久しぶりに新国立劇場に行った。
「ヴォツェック」である。木曜の14時。直前に思い立ったのだがS・A以外は完売という繁盛ぶりである。
はじめて聞くけれど、陰惨な狂気の物語であり、それで平日午後からこの人出である。好事家が多いのか、まあ人のことは言えないのだけれど97年にこの劇場がオープンしたときには想像もつかない光景だ。
歌舞伎座だって平日昼興行が成り立っていて今月なぞ昼席は完売ではあるけれど、オペラしかもベルクでこんなに人が来るんだ。
演奏が始まってまず分かったのは、午前中ジムでランニングをして、家でメシ食って約一時間後のベルクは、恐ろしく眠くなるということだった。
ただし睡魔が去った後は恐ろしく冴えて、聞き入ったけれど。
初めて見るのだが、演出が「斬新」であることはわかる。だって水浸しなんだから、舞台が。ただし、あまりに説明的で「狂気」には遠い気もした。
歌手は誰が飛びぬけて、という印象ではなかったが、オケのできがよかったと思っている。東フィルは06年に聞いたハーディングの「復活」での金管の醜態に愛想を尽かしてしばらく聞いてなかったけれど、今日は精緻なアンサンブルで金管も決まっていた。
あと、子ども店長、じゃないや子役がなかなか。
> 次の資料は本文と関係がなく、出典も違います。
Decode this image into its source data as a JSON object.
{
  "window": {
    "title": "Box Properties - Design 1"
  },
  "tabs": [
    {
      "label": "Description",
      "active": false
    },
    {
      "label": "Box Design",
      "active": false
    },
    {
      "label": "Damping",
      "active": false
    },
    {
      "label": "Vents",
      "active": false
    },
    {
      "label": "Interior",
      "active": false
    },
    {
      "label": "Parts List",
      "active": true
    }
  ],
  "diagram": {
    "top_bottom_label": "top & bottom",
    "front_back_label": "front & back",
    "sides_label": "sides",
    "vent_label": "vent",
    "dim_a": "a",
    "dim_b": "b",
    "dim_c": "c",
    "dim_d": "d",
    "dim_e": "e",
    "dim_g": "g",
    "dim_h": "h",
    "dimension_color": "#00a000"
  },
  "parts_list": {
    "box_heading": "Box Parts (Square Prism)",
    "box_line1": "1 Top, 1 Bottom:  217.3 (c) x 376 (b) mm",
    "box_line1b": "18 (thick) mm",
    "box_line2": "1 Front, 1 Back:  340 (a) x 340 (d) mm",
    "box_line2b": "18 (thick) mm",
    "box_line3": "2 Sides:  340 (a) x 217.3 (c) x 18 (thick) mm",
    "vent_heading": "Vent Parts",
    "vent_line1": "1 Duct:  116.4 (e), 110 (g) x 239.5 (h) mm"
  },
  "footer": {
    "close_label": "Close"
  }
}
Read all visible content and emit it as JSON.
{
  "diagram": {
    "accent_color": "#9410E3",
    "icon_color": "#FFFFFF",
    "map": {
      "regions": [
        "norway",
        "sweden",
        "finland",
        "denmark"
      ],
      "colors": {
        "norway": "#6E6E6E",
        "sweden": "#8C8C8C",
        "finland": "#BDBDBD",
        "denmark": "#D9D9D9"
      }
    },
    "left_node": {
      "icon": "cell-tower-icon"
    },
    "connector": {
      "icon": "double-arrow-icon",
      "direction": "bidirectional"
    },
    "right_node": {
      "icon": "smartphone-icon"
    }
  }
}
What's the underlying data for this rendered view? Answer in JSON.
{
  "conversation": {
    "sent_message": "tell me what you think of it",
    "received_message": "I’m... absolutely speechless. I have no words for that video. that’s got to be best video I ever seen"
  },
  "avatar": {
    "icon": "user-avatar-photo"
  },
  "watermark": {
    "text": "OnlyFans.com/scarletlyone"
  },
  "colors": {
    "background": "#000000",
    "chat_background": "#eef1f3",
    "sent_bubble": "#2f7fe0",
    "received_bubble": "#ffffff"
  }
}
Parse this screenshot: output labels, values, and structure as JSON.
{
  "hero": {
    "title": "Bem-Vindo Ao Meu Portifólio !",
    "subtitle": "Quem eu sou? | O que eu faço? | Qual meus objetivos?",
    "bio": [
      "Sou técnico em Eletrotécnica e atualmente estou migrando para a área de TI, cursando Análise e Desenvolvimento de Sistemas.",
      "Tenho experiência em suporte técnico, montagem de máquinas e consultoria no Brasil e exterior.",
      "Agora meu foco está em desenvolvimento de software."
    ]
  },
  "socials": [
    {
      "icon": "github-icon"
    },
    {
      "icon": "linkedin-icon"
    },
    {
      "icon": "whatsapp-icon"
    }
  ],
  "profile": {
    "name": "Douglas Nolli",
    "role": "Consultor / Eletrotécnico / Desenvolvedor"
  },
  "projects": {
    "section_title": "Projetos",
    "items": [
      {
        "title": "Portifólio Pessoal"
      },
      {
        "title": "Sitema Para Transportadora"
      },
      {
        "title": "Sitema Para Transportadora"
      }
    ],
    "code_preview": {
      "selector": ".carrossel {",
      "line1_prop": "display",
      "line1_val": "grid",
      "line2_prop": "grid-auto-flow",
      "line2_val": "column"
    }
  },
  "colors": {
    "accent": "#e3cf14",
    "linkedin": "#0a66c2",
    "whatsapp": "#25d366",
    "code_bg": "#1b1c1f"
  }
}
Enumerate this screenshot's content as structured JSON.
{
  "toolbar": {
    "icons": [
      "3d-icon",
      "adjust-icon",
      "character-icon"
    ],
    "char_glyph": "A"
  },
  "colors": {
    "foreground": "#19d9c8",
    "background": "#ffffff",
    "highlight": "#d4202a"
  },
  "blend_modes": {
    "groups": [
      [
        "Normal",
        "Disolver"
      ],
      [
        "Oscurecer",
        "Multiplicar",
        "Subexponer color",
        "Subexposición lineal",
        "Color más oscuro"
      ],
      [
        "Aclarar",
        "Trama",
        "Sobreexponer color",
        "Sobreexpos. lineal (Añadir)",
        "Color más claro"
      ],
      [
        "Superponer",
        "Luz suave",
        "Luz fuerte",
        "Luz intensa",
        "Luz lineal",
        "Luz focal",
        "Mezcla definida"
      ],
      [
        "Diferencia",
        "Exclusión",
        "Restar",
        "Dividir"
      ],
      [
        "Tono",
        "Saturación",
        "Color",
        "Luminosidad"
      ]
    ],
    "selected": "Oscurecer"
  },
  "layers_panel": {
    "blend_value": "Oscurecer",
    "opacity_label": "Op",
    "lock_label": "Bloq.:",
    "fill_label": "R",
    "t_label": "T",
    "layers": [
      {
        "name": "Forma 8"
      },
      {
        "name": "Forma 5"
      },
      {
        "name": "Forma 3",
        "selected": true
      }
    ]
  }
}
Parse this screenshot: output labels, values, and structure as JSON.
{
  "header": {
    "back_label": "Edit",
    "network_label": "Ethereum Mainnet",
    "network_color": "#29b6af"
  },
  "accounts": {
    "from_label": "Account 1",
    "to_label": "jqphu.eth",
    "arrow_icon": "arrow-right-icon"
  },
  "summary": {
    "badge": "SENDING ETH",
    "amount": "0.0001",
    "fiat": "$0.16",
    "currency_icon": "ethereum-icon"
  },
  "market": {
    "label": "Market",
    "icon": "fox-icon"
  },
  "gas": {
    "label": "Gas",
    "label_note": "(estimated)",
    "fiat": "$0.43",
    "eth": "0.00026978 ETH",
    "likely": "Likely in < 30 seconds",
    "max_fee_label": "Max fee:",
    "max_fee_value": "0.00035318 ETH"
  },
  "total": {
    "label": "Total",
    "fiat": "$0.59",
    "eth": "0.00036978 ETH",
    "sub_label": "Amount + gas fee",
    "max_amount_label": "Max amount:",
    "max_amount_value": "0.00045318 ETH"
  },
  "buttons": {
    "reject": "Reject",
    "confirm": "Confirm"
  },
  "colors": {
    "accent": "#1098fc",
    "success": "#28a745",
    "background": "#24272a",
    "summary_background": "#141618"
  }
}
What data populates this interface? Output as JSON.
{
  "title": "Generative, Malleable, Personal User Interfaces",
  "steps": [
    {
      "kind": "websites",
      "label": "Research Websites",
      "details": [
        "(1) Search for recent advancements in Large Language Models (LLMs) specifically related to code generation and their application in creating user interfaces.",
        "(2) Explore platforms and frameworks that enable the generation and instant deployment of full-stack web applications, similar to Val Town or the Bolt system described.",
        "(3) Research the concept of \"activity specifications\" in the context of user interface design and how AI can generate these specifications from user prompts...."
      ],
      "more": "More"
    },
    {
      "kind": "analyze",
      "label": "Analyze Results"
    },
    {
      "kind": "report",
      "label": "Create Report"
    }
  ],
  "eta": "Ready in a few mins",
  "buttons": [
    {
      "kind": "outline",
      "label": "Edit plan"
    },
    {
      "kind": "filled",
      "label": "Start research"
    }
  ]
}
カーテンコールでもオケと子どもで拍手が強かった。
終演と同時に「ブー」が約一名だけど、終演直後のブーイングってどうなのか。歌手やオケなどの個別に対してはなかったようなので演出に対してかもしれない。
それなら演出家が登場したとき(しない日もあるが)にすればいいんじゃないかと。オケもグチャグチャ、歌手はヘロヘロという演奏ではなかったし、あくまでも当日評価されるのは演奏家なのだから、ああいうブーイングは心地よいものではない。
ついでに書くと日本人のブーイングは(ブラボーもそうだけど)音楽的じゃない。昨日もそうだが「ブー」とカタカナ言ってはbooingじゃないでしょ。
海外の録音でもブーイングを聞くけど「booooo」と唸るような声があちこちから湧いて来る感じ。
とは言え新国立劇場も、いい劇場になってきたんだな、という感じを強くした。採算ベースに乗りにくい公演のための施設を作ってよかったと思う。もう、国立でこういう施設作ろうすると今後はみ~んな"仕分け"されちゃうんだろうな。